For a movie buff, Mohammad Latief Khan from Srinagar, the memories are as fresh as yesterday. 
Kashmir has always been a muse for the Bollywood movies and the love for movies is deeply inscribed in the hearts of people of the valley. 
“People were crazy about talkies. Mughal gardens, Pahalgam, Gulmarg, Dal Lake were the spots where movies were shot and everybody would look forward to the screening of these movies,” he said. 
He got exposed to Palladium, a local cinema hall, when he was in 10th class by one of his friends. It was the time when radio was the only source of entertainment for people and television was not accessible to the larger population. 
A whole new experience for him, he saw the actors on screen that he used to only listen about from his elders and peers. “Our elders used to go for movies and we used to listen to stories from them. they would not allow us but we would also find ways to go,” he said.  
He further said that once in a while, school authorities would take students to the cinema to watch educational movies, history movies or inspiring movies.  “They would often take us to watch a historic movie where Kublai Khan was one of the characters,” he added. 
With time, women folk too started going to the cinema. Colleges in Srinagar on Saturdays would get off after half day and they would go to watch movies. People would come from far off areas along with their families to watch movies. 
English movies were also screened. To attract larger audiences for those films, cinema owners would translate English names of the films to Urdu on posters.  
During the time of 1970, people were fans of Raj Kapoor, Prem Chopra and Pran, Jeevan, Ajit, Madhubala and Meena Kumari.
On the screening of Mughal-e-Azam, an Indian epic historical film which is popular among masses till today, the local cinemas were packed. People would go to the cinema during Eid day too to watch movies.
Sholay also garnered huge public attention for its dialogues and story plot. Watching Amitabh Bachan having long hair and bell-bottom pants, many men of that time copied his style.
“I saw the movie three times.
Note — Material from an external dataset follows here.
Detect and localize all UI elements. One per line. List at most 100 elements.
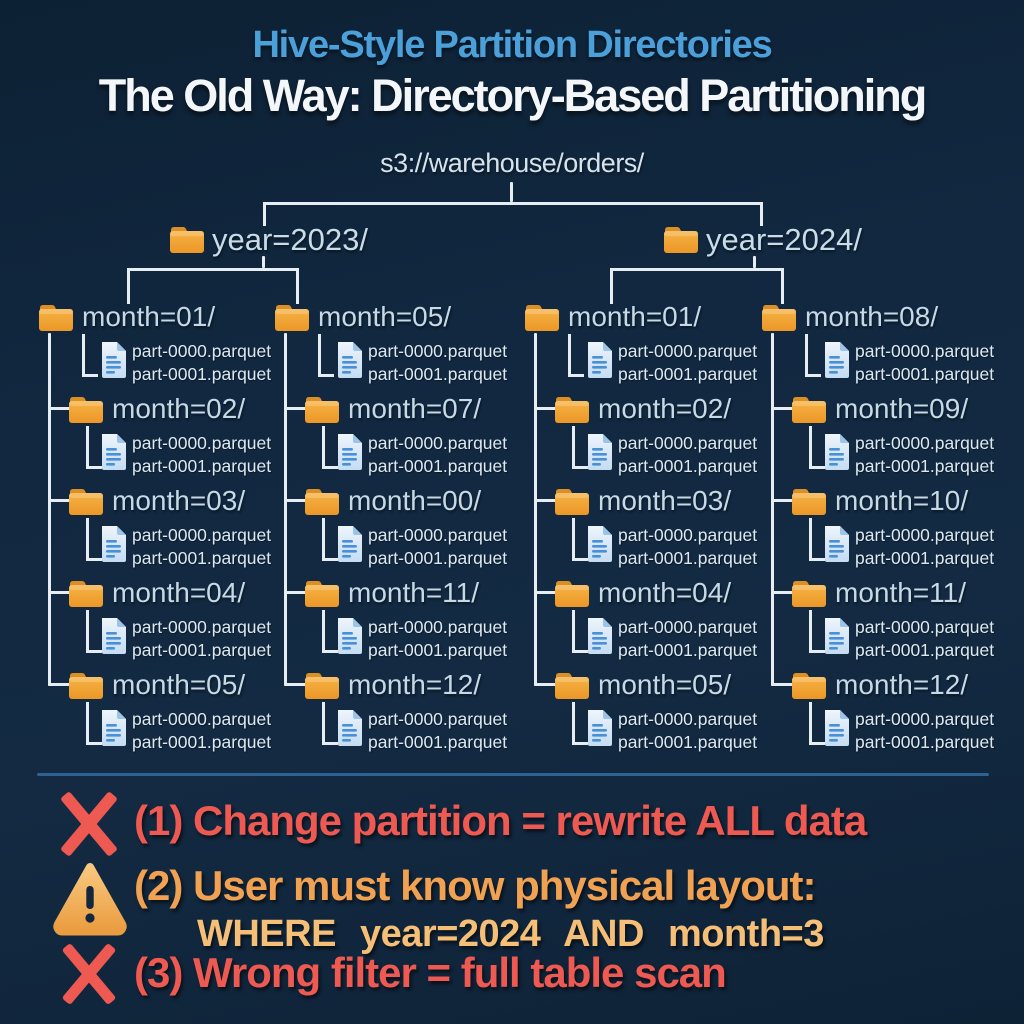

It was a good time back then," he added. 
In the 80s, the experience of going to the cinema hall was a surreal one with everyone waiting impatiently for tickets, the best seats that was making everyone float through the aisles of the cinema.
Buying tickets was not easy for everyone like Ghulam Mohd of Bandipora as people in financially weak society were also die hard fans of Bollywood actors of those days.
Ahmad said that when he and his colleagues heard that any movie that will be screened in the cinema, they used to eagerly wait for it and used to save money for tickets and travel.
"I vividly remember the first time I watched the movie in a cinema hall in Bandipora when the ever popular movie with evergreen classic songs and the sweetest story was screened and I moved to tears,” he said.  
Ahmad said one of their neighbours had a Black and white television and everyone in the village after returning from school or work would throng to their house and would see some documentary or other programs but the experience of going to a movie hall was an all together unique and different experience. 
He said once they heard the famous romantic movie Mughal e azam will run in a cinema at Srinagar and he along with his friends started planning. "Fortunately i succeeded in managing money and it was a truly mesmerising experience, being a rather long, sad, tragic, musical love story", he said. 
He said with the passage of time, televisions slowly started entering in village lives and they started watching movies on Doordarshan but everyone was always waiting for the next cinema experience. 
Ahmed said that our children have never experienced this magic in Kashmir.  Now, even as Kashmir prepares to release films, his fondest memories will be of another era, when going to a movie theater was a treat for them like no other.